The first step in getting out of debt is to understand your current financial situation. This means taking stock of your income, expenses, and debts (creating a budget). Once you have a clear picture of your finances, you can develop a plan to get out of debt. Here are the five steps you should follow:

  1. Create a budget: A budget will help you understand where your money is going and where you can cut back. This will free up extra money that you can use to pay off your debts.

  2. Prioritize your debts: List your debts from smallest to largest, and focus on paying off the smallest debt first. This will give you a sense of accomplishment and motivation to continue paying off your debts.

  3. Negotiate with creditors: If you are struggling to make your payments, contact your creditors and see if they are willing to work with you. They may be willing to reduce your interest rates or set up a payment plan that works for you.

  4. Consider a debt consolidation loan: If you have multiple debts with high-interest rates, consolidating them into one loan with a lower interest rate can save you money and make it easier to pay off your debts.

  5. Stay committed: Getting out of debt takes time and hard work, but it is worth it. Stay committed to your plan and celebrate your successes along the way.

What is the Fastest Way to Get Out of Debt?

The fastest way to get out of debt is to increase your income and reduce your expenses. This means finding ways to earn extra money, such as finding a side hustle or selling items you no longer need. It also means cutting back on your expenses, such as eating out less and canceling subscription services you don't use. By increasing your income and reducing your costs, you will have more money to put toward paying off your debts.

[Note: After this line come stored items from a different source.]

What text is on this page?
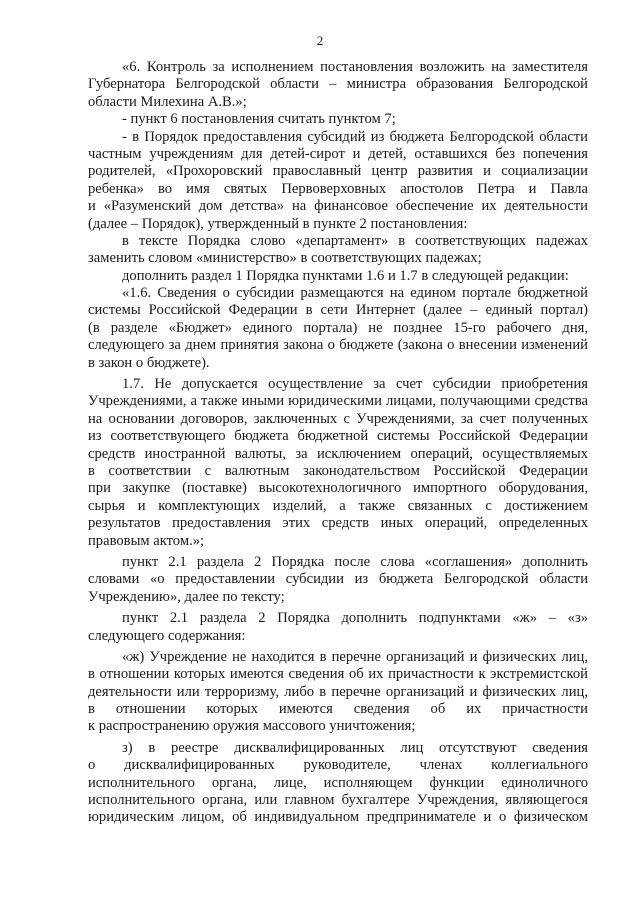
2
«6. Контроль за исполнением постановления возложить на заместителя
Губернатора Белгородской области – министра образования Белгородской
области Милехина А.В.»;
- пункт 6 постановления считать пунктом 7;
- в Порядок предоставления субсидий из бюджета Белгородской области
частным учреждениям для детей-сирот и детей, оставшихся без попечения
родителей, «Прохоровский православный центр развития и социализации
ребенка» во имя святых Первоверховных апостолов Петра и Павла
и «Разуменский дом детства» на финансовое обеспечение их деятельности
(далее – Порядок), утвержденный в пункте 2 постановления:
в тексте Порядка слово «департамент» в соответствующих падежах
заменить словом «министерство» в соответствующих падежах;
дополнить раздел 1 Порядка пунктами 1.6 и 1.7 в следующей редакции:
«1.6. Сведения о субсидии размещаются на едином портале бюджетной
системы Российской Федерации в сети Интернет (далее – единый портал)
(в разделе «Бюджет» единого портала) не позднее 15-го рабочего дня,
следующего за днем принятия закона о бюджете (закона о внесении изменений
в закон о бюджете).
1.7. Не допускается осуществление за счет субсидии приобретения
Учреждениями, а также иными юридическими лицами, получающими средства
на основании договоров, заключенных с Учреждениями, за счет полученных
из соответствующего бюджета бюджетной системы Российской Федерации
средств иностранной валюты, за исключением операций, осуществляемых
в соответствии с валютным законодательством Российской Федерации
при закупке (поставке) высокотехнологичного импортного оборудования,
сырья и комплектующих изделий, а также связанных с достижением
результатов предоставления этих средств иных операций, определенных
правовым актом.»;
пункт 2.1 раздела 2 Порядка после слова «соглашения» дополнить
словами «о предоставлении субсидии из бюджета Белгородской области
Учреждению», далее по тексту;
пункт 2.1 раздела 2 Порядка дополнить подпунктами «ж» – «з»
следующего содержания:
«ж) Учреждение не находится в перечне организаций и физических лиц,
в отношении которых имеются сведения об их причастности к экстремистской
деятельности или терроризму, либо в перечне организаций и физических лиц,
в отношении которых имеются сведения об их причастности
к распространению оружия массового уничтожения;
з) в реестре дисквалифицированных лиц отсутствуют сведения
о дисквалифицированных руководителе, членах коллегиального
исполнительного органа, лице, исполняющем функции единоличного
исполнительного органа, или главном бухгалтере Учреждения, являющегося
юридическим лицом, об индивидуальном предпринимателе и о физическом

I've linked a ton of articles to help you both save and make more money, check them out if you really want to lean into eliminating your debt.

What is the Hardest Debt to Pay Off?

The most challenging debt to pay off is usually credit card debt. Credit cards often have high-interest rates, which means that even if you are making your minimum payments, you may not be making much progress toward paying off your balance.

To pay off your credit card debt faster, focus on paying more than the minimum payment each month and consider consolidating your credit card debt into a lower-interest loan. You can also switch credit cards and transfer your balance. Some cards will offer an interest-free balance transfer, this can give you more time to get the debt paid down and more manageable.

What is the Number One Cause of Debt?

The number one cause of debt is overspending, typically caused by lifestyle inflation. When you spend more than you earn, you go into debt. To avoid overspending, create a budget and stick to it. Only spend money on things you need, and avoid impulse purchases.

To answer this question in a slightly different way, the highest % of household debt comes from mortgages. The average American mortgage balance is over $220,000, followed by auto loans at just over $20,000. These two types of debt typically don't result in someone being in bad debt that they need to dig out of, though it absolutely can.

What are the Worst Debts?

The worst debts are those with high-interest rates, such as credit card debt and payday loans. These debts can quickly spiral out of control and become unmanageable. If you have these types of debts, focus on paying them off as quickly as possible.

What is an Unhealthy Amount of Debt?

While the answer will vary depending on your individual circumstances, a general rule of thumb is that your debt should not exceed 30% of your income. If you find yourself struggling to make payments or feel overwhelmed by your debt, it may be time to seek professional help.


Getting out of debt can be a challenging process, but it's important to remember that it's possible. By creating a plan, living within your means, and staying motivated, you can take control of your finances and achieve financial freedom. Remember to stay focused on your goals, and don't hesitate to seek help if you need it.